Prince’s second point is more compelling—that elite colleges produce a certain social conformity, most obviously manifest in hordes of students entering finance and consulting after graduation. However, we need not read these choices as a product of social conformity, much less what Prince calls “groupthink.” A simpler explanation is opportunity cost. If students can earn over $100,000 each the year after they graduate by working in consulting, investment banking, or at a top tech firm, that provides its own incentive and temptation. This is a choice faced by high performing students all over the country, not just those at elite schools. The tendency of students to enter such lucrative professions is often discussed as if they were being brainwashed, but accepting a six-digit salary to live and work in San Francisco or New York along with many of one’s friends is a completely understandable decision, regardless of any alleged pressures to conform. It is unclear what culpability lies with elite institutions in encouraging this dynamic.

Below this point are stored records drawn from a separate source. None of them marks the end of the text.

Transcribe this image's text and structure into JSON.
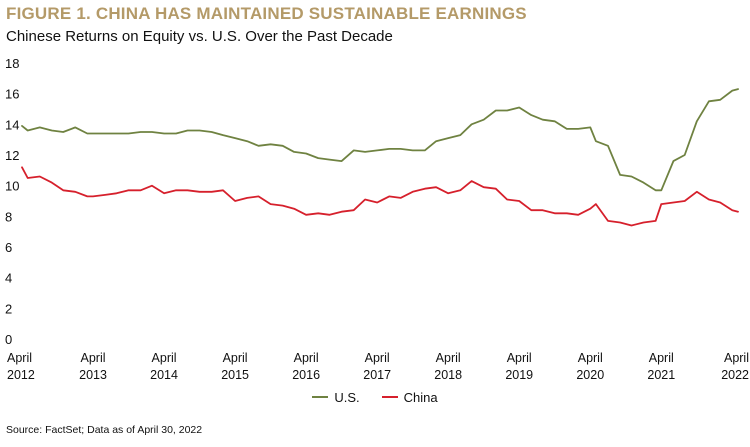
{
  "title": "FIGURE 1. CHINA HAS MAINTAINED SUSTAINABLE EARNINGS",
  "subtitle": "Chinese Returns on Equity vs. U.S. Over the Past Decade",
  "source": "Source: FactSet; Data as of April 30, 2022",
  "colors": {
    "title": "#b49a68",
    "us": "#6f8241",
    "china": "#d6202c"
  },
  "chart_data": {
    "type": "line",
    "title": "Chinese Returns on Equity vs. U.S. Over the Past Decade",
    "xlabel": "",
    "ylabel": "",
    "xlim": [
      2012.25,
      2022.33
    ],
    "ylim": [
      0,
      18
    ],
    "y_ticks": [
      "0",
      "2",
      "4",
      "6",
      "8",
      "10",
      "12",
      "14",
      "16",
      "18"
    ],
    "x_ticks": [
      {
        "month": "April",
        "year": "2012"
      },
      {
        "month": "April",
        "year": "2013"
      },
      {
        "month": "April",
        "year": "2014"
      },
      {
        "month": "April",
        "year": "2015"
      },
      {
        "month": "April",
        "year": "2016"
      },
      {
        "month": "April",
        "year": "2017"
      },
      {
        "month": "April",
        "year": "2018"
      },
      {
        "month": "April",
        "year": "2019"
      },
      {
        "month": "April",
        "year": "2020"
      },
      {
        "month": "April",
        "year": "2021"
      },
      {
        "month": "April",
        "year": "2022"
      }
    ],
    "grid": false,
    "legend": "bottom-center",
    "series": [
      {
        "name": "U.S.",
        "x": [
          2012.25,
          2012.33,
          2012.5,
          2012.67,
          2012.83,
          2013.0,
          2013.17,
          2013.25,
          2013.42,
          2013.58,
          2013.75,
          2013.92,
          2014.08,
          2014.25,
          2014.42,
          2014.58,
          2014.75,
          2014.92,
          2015.08,
          2015.25,
          2015.42,
          2015.58,
          2015.75,
          2015.92,
          2016.08,
          2016.25,
          2016.42,
          2016.58,
          2016.75,
          2016.92,
          2017.08,
          2017.25,
          2017.42,
          2017.58,
          2017.75,
          2017.92,
          2018.08,
          2018.25,
          2018.42,
          2018.58,
          2018.75,
          2018.92,
          2019.08,
          2019.25,
          2019.42,
          2019.58,
          2019.75,
          2019.92,
          2020.08,
          2020.25,
          2020.33,
          2020.5,
          2020.67,
          2020.83,
          2021.0,
          2021.17,
          2021.25,
          2021.42,
          2021.58,
          2021.75,
          2021.92,
          2022.08,
          2022.25,
          2022.33
        ],
        "values": [
          13.9,
          13.6,
          13.8,
          13.6,
          13.5,
          13.8,
          13.4,
          13.4,
          13.4,
          13.4,
          13.4,
          13.5,
          13.5,
          13.4,
          13.4,
          13.6,
          13.6,
          13.5,
          13.3,
          13.1,
          12.9,
          12.6,
          12.7,
          12.6,
          12.2,
          12.1,
          11.8,
          11.7,
          11.6,
          12.3,
          12.2,
          12.3,
          12.4,
          12.4,
          12.3,
          12.3,
          12.9,
          13.1,
          13.3,
          14.0,
          14.3,
          14.9,
          14.9,
          15.1,
          14.6,
          14.3,
          14.2,
          13.7,
          13.7,
          13.8,
          12.9,
          12.6,
          10.7,
          10.6,
          10.2,
          9.7,
          9.7,
          11.6,
          12.0,
          14.2,
          15.5,
          15.6,
          16.2,
          16.3
        ]
      },
      {
        "name": "China",
        "x": [
          2012.25,
          2012.33,
          2012.5,
          2012.67,
          2012.83,
          2013.0,
          2013.17,
          2013.25,
          2013.42,
          2013.58,
          2013.75,
          2013.92,
          2014.08,
          2014.25,
          2014.42,
          2014.58,
          2014.75,
          2014.92,
          2015.08,
          2015.25,
          2015.42,
          2015.58,
          2015.75,
          2015.92,
          2016.08,
          2016.25,
          2016.42,
          2016.58,
          2016.75,
          2016.92,
          2017.08,
          2017.25,
          2017.42,
          2017.58,
          2017.75,
          2017.92,
          2018.08,
          2018.25,
          2018.42,
          2018.58,
          2018.75,
          2018.92,
          2019.08,
          2019.25,
          2019.42,
          2019.58,
          2019.75,
          2019.92,
          2020.08,
          2020.25,
          2020.33,
          2020.5,
          2020.67,
          2020.83,
          2021.0,
          2021.17,
          2021.25,
          2021.42,
          2021.58,
          2021.75,
          2021.92,
          2022.08,
          2022.25,
          2022.33
        ],
        "values": [
          11.2,
          10.5,
          10.6,
          10.2,
          9.7,
          9.6,
          9.3,
          9.3,
          9.4,
          9.5,
          9.7,
          9.7,
          10.0,
          9.5,
          9.7,
          9.7,
          9.6,
          9.6,
          9.7,
          9.0,
          9.2,
          9.3,
          8.8,
          8.7,
          8.5,
          8.1,
          8.2,
          8.1,
          8.3,
          8.4,
          9.1,
          8.9,
          9.3,
          9.2,
          9.6,
          9.8,
          9.9,
          9.5,
          9.7,
          10.3,
          9.9,
          9.8,
          9.1,
          9.0,
          8.4,
          8.4,
          8.2,
          8.2,
          8.1,
          8.5,
          8.8,
          7.7,
          7.6,
          7.4,
          7.6,
          7.7,
          8.8,
          8.9,
          9.0,
          9.6,
          9.1,
          8.9,
          8.4,
          8.3
        ]
      }
    ]
  }
}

Nevertheless, an environment in which students feel paralyzed by their opportunity costs is hardly ideal. If one thinks that culture and social conformity are powerful forces in shaping students’ career trajectories, the relevant questions should include: How do we harness the cultural forces in elite schools to more fruitful ends? How do we revive a belief in civil responsibility and public service at elite universities? By raising the status of these pursuits, we may make it easier for students to overcome the opportunity cost of a high paying job.
Issues of happiness and conformity notwithstanding, one might still wonder about the affirmative case for elite colleges, especially when considering the effort it takes to gain admittance to one. My college process was a strange one. I had strong interests in high school, mostly involving the intersection of politics, philosophy, and economics, but I lacked the maturity and discipline to perform well, especially in disciplines that didn’t interest me.

I also doubted it was worth my while to devote my entire time in high school to the pursuit of a place at an elite school. I saw my peers in classes ahead of me pour their lives into a seemingly superficial goal, that only sometimes yielded the desired results. When I write that some of the virtues of elite colleges have become underrated, I am not describing a paranoid possibility but a view I once held. After I received a “B”-filled report card, I recall telling my mother that an elite school education was not worth the sacrifice of so much of my high school life. Wouldn’t there still be plenty of college options I would be happy with?
In a series of events I cannot divulge without recourse to cliché, I took a gap year between high school and college during which I worked, traveled, and read extensively in literature and philosophy. My learning was autodidactic, leading me to crave opportunities to find people with whom I could discuss ideas. I looked forward to college, where I supposed I would be able to discuss these ideas over late-night conversations with my new friends. But when I arrived at the Southern Methodist University where I had enrolled, I found few students who shared my interests. Most seemed intent on admission to the business school. At a time when many students are saddled with student debt and virtually all are nervous about their job prospects, such decisions are understandable. But these dynamics created the feeling of a modern trade school, not the sort of endless intellectual stimulation I expected college to provide. With a renewed sense of what I wanted and what it would take to get there, I studied intensely with the goal of transferring.